The impact of health education interventions in pharmacy settings is significant. These interventions may contribute to improved health outcomes, such as reduced smoking rates, better chronic disease management and increased immunisation coverage. Interventions also may result in cost savings through the prevention of chronic conditions and the promotion of early intervention, which reduces long-term healthcare costs.
Furthermore, effective health education may foster stronger community trust, positioning pharmacies as integral parts of the local healthcare system and making them a vital resource for patients. With proper training, patient engagement and continuous evaluation, pharmacy teams can enhance their role as essential providers of accessible, evidence-based health education. By integrating these approaches, pharmacies will contribute to individual health improvements and support broader public health initiatives, creating healthier communities and a more sustainable healthcare system.

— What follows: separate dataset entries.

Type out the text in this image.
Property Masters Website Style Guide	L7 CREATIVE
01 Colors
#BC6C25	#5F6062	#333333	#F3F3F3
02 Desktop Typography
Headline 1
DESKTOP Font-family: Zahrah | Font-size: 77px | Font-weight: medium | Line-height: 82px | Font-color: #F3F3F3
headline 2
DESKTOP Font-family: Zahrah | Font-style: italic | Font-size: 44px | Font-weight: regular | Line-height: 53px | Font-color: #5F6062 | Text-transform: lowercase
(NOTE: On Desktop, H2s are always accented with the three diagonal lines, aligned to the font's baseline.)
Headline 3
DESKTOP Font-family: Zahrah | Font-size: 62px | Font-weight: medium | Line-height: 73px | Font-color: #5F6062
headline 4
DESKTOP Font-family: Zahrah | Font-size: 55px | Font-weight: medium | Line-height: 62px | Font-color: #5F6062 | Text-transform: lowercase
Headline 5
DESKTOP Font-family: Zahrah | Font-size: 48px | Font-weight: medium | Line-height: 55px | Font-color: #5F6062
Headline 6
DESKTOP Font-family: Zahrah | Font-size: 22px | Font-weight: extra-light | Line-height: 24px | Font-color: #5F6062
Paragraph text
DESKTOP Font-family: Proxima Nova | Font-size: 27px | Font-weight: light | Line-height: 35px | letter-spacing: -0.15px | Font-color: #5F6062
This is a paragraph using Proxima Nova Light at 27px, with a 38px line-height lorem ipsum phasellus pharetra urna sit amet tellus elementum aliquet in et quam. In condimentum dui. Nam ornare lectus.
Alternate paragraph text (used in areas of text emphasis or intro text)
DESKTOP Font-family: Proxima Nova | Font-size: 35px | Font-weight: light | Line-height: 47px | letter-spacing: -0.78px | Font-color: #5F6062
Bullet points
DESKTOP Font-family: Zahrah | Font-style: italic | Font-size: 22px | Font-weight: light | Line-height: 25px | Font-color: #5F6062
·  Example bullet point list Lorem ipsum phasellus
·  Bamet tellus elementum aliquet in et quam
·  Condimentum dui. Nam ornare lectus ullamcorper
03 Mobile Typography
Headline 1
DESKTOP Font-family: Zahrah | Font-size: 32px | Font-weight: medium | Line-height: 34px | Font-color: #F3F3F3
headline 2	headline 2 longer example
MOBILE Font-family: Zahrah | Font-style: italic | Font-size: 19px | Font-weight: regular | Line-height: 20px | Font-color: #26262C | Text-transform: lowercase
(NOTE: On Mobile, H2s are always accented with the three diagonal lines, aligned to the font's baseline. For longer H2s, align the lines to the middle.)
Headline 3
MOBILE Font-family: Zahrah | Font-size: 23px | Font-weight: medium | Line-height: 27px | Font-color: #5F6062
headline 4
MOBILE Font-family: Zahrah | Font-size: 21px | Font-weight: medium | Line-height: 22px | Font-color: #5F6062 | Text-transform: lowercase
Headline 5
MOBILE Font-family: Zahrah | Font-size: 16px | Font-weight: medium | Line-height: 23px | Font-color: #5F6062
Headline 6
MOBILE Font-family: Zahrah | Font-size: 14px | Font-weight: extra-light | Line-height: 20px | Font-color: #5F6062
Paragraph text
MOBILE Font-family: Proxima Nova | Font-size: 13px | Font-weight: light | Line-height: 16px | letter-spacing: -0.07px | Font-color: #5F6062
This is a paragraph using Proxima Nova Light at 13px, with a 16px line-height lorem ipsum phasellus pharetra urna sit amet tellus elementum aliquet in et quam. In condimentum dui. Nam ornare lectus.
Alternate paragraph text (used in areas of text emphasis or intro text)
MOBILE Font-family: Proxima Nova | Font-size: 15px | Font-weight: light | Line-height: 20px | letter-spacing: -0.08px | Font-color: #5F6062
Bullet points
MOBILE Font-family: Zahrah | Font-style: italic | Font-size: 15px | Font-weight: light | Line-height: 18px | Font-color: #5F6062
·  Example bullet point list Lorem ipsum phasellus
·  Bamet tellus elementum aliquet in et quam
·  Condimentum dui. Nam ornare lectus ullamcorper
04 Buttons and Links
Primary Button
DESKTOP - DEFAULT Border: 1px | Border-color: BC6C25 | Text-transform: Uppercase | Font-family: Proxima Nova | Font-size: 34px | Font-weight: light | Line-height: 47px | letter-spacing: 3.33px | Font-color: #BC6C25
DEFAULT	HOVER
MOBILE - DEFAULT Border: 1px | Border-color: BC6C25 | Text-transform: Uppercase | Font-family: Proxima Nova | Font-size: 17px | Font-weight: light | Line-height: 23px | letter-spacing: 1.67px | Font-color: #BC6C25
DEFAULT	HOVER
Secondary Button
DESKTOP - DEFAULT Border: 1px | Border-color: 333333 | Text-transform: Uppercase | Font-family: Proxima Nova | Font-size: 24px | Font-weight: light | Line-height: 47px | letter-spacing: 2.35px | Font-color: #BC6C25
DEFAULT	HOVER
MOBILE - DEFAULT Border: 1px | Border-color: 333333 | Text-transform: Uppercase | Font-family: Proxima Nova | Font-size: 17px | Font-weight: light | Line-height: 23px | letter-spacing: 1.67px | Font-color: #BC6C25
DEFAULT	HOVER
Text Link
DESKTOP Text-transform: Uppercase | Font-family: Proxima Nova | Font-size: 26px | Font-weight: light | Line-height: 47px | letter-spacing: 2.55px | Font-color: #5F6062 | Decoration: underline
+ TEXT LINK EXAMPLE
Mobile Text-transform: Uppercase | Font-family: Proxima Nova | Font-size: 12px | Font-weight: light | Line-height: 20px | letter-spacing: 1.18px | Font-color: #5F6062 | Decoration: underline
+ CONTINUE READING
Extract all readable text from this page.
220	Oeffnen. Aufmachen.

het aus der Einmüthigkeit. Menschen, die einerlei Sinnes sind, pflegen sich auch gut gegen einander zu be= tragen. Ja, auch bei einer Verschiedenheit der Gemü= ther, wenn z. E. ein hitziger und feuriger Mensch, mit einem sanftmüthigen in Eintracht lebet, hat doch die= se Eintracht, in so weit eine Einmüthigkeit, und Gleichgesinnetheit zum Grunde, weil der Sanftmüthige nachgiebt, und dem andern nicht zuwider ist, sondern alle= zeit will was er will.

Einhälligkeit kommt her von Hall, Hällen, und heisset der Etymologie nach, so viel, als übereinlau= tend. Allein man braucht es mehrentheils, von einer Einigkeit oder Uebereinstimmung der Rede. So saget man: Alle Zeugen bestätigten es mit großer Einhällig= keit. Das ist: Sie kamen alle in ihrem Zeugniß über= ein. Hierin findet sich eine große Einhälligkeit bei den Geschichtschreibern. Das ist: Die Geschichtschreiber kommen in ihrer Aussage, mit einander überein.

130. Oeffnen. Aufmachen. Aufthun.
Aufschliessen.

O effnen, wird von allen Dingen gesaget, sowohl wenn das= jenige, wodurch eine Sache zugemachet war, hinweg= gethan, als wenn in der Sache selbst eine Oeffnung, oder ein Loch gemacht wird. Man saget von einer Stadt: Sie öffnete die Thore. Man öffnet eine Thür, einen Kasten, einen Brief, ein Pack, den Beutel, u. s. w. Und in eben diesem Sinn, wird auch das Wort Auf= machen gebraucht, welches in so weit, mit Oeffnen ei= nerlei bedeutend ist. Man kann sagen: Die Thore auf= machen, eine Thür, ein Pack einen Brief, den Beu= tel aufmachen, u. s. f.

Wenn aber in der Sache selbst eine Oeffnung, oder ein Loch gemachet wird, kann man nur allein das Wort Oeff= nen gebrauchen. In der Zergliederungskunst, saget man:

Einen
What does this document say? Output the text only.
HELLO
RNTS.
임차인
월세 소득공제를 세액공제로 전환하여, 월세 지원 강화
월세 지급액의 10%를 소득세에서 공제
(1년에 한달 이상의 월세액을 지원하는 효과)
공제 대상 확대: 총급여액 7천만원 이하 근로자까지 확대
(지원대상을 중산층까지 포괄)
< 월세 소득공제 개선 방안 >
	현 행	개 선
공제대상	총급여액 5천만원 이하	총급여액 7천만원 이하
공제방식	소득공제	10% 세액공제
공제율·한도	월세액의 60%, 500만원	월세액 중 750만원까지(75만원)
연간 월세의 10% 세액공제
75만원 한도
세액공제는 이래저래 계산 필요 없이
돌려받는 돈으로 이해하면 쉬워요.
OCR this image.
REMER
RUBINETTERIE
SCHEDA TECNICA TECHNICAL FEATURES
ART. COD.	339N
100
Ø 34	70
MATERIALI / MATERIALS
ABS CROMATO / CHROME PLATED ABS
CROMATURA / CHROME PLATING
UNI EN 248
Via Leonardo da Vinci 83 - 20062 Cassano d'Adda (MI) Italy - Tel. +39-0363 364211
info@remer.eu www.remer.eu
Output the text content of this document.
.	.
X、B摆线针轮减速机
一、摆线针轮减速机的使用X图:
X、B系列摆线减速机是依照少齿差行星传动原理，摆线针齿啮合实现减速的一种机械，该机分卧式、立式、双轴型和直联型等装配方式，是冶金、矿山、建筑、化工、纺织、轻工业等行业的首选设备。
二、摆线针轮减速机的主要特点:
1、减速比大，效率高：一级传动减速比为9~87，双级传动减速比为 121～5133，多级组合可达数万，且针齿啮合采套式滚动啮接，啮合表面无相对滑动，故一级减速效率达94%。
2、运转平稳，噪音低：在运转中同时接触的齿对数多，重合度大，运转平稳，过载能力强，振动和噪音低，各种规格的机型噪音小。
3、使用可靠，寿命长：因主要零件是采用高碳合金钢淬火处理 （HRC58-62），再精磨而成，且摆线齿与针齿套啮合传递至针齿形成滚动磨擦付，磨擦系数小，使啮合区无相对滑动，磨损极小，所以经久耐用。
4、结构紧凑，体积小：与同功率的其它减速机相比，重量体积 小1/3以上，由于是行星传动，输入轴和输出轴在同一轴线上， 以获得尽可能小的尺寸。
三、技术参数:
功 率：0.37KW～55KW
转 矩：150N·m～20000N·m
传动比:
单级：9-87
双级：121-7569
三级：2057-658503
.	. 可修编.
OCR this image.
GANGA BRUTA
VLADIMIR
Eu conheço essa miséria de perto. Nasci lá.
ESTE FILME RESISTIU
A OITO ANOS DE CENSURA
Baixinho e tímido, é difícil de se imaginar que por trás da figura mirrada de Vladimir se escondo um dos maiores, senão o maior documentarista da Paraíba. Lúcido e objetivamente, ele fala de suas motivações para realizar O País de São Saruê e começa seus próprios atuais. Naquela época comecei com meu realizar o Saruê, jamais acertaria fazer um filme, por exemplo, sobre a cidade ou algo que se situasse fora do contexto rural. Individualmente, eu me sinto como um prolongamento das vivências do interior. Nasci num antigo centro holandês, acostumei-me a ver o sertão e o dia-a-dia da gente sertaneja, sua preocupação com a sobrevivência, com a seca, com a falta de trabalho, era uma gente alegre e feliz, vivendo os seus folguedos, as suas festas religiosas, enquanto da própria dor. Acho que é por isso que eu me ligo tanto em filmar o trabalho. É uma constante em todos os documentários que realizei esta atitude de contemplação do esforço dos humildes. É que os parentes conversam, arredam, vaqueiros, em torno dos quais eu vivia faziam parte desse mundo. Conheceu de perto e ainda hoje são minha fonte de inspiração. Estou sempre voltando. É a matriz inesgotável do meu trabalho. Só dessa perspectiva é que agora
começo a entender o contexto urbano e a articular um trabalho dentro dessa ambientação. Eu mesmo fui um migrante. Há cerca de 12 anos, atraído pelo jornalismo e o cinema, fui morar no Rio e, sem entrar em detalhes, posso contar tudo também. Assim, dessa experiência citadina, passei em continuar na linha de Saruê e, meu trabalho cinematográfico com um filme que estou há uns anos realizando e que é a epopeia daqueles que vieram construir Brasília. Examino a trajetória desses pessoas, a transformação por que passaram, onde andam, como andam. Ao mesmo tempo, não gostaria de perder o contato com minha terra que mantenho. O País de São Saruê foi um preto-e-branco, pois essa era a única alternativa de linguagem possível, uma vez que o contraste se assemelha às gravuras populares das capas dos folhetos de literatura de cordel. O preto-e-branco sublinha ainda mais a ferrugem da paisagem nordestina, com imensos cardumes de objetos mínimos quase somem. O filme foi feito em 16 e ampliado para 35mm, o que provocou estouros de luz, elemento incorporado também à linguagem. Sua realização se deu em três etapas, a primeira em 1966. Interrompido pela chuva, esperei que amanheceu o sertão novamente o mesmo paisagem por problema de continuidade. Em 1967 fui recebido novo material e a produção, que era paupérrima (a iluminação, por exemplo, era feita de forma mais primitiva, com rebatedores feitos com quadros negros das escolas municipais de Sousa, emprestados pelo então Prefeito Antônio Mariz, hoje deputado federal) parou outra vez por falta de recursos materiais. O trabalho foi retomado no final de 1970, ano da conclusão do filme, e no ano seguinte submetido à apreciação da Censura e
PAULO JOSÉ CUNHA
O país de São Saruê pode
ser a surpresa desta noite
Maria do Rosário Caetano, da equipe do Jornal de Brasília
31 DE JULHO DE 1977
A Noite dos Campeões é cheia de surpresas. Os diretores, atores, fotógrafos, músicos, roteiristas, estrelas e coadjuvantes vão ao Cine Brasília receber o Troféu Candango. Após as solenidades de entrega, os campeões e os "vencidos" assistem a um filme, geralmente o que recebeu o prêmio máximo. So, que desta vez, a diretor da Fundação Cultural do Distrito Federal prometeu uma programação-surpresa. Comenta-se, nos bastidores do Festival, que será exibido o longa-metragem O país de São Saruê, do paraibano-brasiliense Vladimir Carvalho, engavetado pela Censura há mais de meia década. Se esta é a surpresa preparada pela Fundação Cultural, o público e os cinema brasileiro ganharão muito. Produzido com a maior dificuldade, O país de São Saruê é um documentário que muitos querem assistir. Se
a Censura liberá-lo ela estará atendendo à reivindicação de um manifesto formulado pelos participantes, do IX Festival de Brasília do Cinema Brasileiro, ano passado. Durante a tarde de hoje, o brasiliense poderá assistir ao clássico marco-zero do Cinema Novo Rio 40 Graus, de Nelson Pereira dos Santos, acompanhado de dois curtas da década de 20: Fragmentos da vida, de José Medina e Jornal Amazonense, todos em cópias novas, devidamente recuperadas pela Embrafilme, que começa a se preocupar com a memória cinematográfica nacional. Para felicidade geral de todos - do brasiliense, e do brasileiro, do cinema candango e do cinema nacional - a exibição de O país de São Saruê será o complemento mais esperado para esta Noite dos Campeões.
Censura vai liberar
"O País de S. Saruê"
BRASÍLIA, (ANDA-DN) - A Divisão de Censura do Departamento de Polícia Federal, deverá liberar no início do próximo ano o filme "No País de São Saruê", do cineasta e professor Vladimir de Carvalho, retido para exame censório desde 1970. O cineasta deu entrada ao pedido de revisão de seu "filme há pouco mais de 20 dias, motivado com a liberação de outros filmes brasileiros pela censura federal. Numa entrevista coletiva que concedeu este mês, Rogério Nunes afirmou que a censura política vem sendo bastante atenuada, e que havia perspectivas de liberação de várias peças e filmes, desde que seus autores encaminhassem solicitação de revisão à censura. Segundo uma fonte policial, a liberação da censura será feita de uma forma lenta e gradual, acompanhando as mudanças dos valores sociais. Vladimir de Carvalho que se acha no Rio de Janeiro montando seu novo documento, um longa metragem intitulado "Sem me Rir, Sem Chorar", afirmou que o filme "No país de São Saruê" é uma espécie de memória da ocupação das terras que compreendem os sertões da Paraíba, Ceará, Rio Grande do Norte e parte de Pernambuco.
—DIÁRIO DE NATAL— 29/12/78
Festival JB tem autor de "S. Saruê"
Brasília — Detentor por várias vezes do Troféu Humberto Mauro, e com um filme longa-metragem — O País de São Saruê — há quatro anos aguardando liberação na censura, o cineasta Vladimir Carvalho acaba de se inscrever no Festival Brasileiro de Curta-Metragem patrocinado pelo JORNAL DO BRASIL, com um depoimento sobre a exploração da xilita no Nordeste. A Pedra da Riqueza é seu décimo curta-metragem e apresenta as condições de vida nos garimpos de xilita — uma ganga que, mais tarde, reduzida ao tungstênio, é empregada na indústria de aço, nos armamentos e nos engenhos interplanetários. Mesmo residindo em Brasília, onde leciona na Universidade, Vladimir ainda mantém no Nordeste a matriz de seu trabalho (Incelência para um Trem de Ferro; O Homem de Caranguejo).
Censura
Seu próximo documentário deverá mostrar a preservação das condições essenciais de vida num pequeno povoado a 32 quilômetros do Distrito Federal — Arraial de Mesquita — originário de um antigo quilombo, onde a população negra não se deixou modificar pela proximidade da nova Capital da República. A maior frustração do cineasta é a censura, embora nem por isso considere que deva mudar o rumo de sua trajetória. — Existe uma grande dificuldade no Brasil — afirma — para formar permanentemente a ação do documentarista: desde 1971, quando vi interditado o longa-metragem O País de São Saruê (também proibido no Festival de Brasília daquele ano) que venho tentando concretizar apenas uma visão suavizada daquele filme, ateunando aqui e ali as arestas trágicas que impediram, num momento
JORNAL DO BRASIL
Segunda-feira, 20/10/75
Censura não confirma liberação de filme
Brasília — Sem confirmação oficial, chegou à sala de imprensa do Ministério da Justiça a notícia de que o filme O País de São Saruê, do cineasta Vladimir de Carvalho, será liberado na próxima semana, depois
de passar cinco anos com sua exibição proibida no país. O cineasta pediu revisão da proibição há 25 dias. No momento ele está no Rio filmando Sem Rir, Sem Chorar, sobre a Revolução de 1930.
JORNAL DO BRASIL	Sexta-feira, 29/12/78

The RPS Foundation Pharmacist Framework
This article is aimed to support the development of knowledge and skills related to the following credentialing areas:
Domain 1.3: Has an awareness of the range of clinical, medicines-related and public health activities offered by a pharmacist across all sectors; seeks out opportunities to deliver different services in practice.
Domain 2.2: Works in partnership with individuals; viewing each individual receiving care as unique, seeking to understand the physical, psychological and social aspects for that person.
Domain 3.6: Demonstrates an understanding that data can support improving care; values the importance of the skills required for the interpretation, analysis and the effective use of data within clinical practice; considers how to use data to improve the outcomes for individuals.
Domain 4.3: Approaches the role with enthusiasm, seeks to demonstrate and promote the value of pharmacy across other healthcare professionals; educates the public about the role of the pharmacy team within individual healthcare management.
Domain 5.3: Recognises the value of members of the multidisciplinary team across the whole care pathway, drawing on those both present and virtually, to develop breadth of skills and support own practice.
Domain 8.1: Demonstrates a positive attitude to development within the role; has a desire and motivation to try new things.